If you're not sure 32B is worth the cost, start with Qwen 3 14B on the same hardware — it's 1.5–2× faster and only a notch weaker on most tasks. For comparison with Meta's flagship, see our Llama 3.1 70B on M4 Max guide — 70B at Q4_K_M lands at ~18 tok/s, half of 32B's speed for a comparable quality bump on reasoning-heavy benchmarks.
Power draw, heat, and the laptop vs desktop choice
A sustained Qwen 3 32B Q4_K_M session on a 16" MacBook Pro M4 Max pulls 60–80 W from the wall. The package temperature stabilizes around 92 °C and the fan ramps to a clearly audible whoosh after 3–5 minutes. On the 14" form factor, expect about 5–8% lower steady-state tok/s due to throttling — the 16" chassis cools the same silicon meaningfully better.
If you plan to keep a 32B model resident as a personal-AI workhorse, a Mac Studio M4 Max (or, for the very memory-rich, M2 Ultra) is the better long-term play. The Studio chassis runs the chip at a lower temperature, the fan is large enough to stay nearly inaudible at this load, and you can leave it running 24/7 without thinking about battery, screen sleep, or fan noise during meetings.
Generational comparison on 32B Q4_K_M tok/s: M2 Ultra 76-core (~62) > M4 Max 40-core (~38) ≈ M3 Max 40-core (~36) > M4 Max 32-core (~30) > M4 Pro (~16). The Ultra's 800 GB/s bandwidth wins, but the Max chips are the only ones in laptops.

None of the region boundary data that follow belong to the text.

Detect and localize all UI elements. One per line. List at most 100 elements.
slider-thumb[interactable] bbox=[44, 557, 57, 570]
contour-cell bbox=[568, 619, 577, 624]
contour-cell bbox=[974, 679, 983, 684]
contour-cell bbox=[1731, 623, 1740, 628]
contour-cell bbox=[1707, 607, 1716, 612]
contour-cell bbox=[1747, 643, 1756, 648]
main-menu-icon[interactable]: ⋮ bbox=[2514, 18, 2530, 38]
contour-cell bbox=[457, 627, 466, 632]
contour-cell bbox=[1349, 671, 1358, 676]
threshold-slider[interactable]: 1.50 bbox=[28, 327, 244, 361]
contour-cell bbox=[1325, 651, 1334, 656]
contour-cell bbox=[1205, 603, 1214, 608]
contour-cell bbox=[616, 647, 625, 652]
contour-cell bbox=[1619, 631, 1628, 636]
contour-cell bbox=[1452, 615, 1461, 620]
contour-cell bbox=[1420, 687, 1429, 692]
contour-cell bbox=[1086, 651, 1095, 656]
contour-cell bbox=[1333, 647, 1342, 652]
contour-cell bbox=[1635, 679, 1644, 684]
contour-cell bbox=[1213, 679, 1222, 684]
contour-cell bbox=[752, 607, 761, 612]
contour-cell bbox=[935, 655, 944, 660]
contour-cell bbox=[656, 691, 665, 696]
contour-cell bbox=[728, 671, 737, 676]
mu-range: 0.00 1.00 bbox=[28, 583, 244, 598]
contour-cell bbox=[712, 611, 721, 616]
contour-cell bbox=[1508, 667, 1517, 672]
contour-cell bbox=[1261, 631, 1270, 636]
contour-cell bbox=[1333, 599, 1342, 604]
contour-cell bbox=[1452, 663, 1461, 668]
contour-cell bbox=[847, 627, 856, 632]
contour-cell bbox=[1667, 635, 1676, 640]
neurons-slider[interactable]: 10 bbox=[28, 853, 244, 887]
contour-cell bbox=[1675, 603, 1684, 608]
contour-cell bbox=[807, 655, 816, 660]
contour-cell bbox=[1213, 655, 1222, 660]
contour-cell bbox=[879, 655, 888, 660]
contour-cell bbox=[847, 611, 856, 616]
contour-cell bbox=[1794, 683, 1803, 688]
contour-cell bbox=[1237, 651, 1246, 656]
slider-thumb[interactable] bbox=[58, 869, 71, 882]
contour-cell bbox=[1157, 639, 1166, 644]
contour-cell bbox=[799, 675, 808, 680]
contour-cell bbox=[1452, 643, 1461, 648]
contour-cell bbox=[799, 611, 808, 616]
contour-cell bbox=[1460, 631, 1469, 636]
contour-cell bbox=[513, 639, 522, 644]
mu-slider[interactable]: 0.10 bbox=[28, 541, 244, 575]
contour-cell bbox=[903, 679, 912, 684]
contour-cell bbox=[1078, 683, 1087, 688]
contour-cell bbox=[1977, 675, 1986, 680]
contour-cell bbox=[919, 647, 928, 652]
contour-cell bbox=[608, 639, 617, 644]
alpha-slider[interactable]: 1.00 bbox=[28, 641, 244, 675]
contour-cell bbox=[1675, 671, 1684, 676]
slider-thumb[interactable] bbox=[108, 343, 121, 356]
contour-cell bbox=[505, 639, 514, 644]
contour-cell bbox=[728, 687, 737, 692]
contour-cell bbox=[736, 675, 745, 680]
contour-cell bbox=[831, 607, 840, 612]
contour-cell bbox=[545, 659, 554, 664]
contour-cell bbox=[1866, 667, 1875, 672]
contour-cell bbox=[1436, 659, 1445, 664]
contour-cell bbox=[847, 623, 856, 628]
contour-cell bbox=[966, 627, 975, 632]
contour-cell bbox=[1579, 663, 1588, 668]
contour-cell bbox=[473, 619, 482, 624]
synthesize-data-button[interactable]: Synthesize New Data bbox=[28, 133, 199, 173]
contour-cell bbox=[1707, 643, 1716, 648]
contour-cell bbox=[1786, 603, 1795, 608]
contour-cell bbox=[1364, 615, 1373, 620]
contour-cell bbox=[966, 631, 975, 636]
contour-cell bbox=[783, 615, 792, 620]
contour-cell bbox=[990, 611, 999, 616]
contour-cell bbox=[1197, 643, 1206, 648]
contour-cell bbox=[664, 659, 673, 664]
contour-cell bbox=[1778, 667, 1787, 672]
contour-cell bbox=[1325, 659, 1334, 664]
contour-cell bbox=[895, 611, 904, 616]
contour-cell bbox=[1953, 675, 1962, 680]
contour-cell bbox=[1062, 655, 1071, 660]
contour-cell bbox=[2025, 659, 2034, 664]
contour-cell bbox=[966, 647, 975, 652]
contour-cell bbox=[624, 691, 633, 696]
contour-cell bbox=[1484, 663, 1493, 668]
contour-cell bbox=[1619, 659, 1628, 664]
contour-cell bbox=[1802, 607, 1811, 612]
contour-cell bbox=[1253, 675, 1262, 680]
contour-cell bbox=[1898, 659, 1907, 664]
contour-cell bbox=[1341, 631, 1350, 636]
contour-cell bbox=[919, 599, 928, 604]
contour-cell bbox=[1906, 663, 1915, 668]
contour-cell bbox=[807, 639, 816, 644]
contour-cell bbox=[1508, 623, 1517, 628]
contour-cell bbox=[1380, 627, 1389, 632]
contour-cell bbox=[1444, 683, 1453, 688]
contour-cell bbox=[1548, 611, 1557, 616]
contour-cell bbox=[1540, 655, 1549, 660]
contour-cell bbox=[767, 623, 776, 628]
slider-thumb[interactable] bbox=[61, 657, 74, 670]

Use-case fit at the 32B mark
The jump from 14B to 32B is where dense models start to genuinely compete with the commercial APIs on reasoning. Qwen 3 32B specifically posts strong numbers on MMLU, GSM8K, HumanEval, and the multi-step BIG-bench Hard subsets. In practical terms:
Strong fits:
- Multi-file code refactoring with a 32k-context view of the codebase.
- Chain-of-thought reasoning for math, planning, and structured analysis.
- Long-document summarization where nuance matters (legal, research papers).
- Agent workflows with 5–10 tools and complex routing decisions.
- Multilingual translation and content generation, particularly into and out of Chinese, Spanish, French, and German.
Marginal fits (consider 70B):
- Code generation in rare languages (Erlang, Solidity, OCaml).
- Highly factual research where small hallucinations matter (better with RAG than a bigger model).
- Tasks requiring formal-style writing — 70B class still wins on tone control.
Not a great fit:
- Sub-100 ms first-token latency for a chat product. The cold-start and prefill costs are real.
- Multi-user serving on a single machine — even an M4 Max 128 GB is at most a 2–3 user host before tok/s degrades meaningfully.
Real-world cost comparison
For a single user generating roughly 50,000 tokens per day (a realistic coding assistant load):
- Local M4 Max 64 GB — $4,000 hardware amortized over 4 years = ~$2.75/day. Power at $0.15/kWh and 8 hours active use = ~$0.10/day. Total: ~$2.85/day, all in.
- Claude 4.7 Sonnet API at $3 in / $15 out per million — ~$0.50/day at typical mixes.
- OpenAI o1 API at $15 / $60 — ~$3.00/day.
The API is much cheaper for low-volume single-user work. The local Mac wins on three axes: data never leaves the machine, no per-token billing surprises, and the long-context patience-budget is unlimited (no token caps).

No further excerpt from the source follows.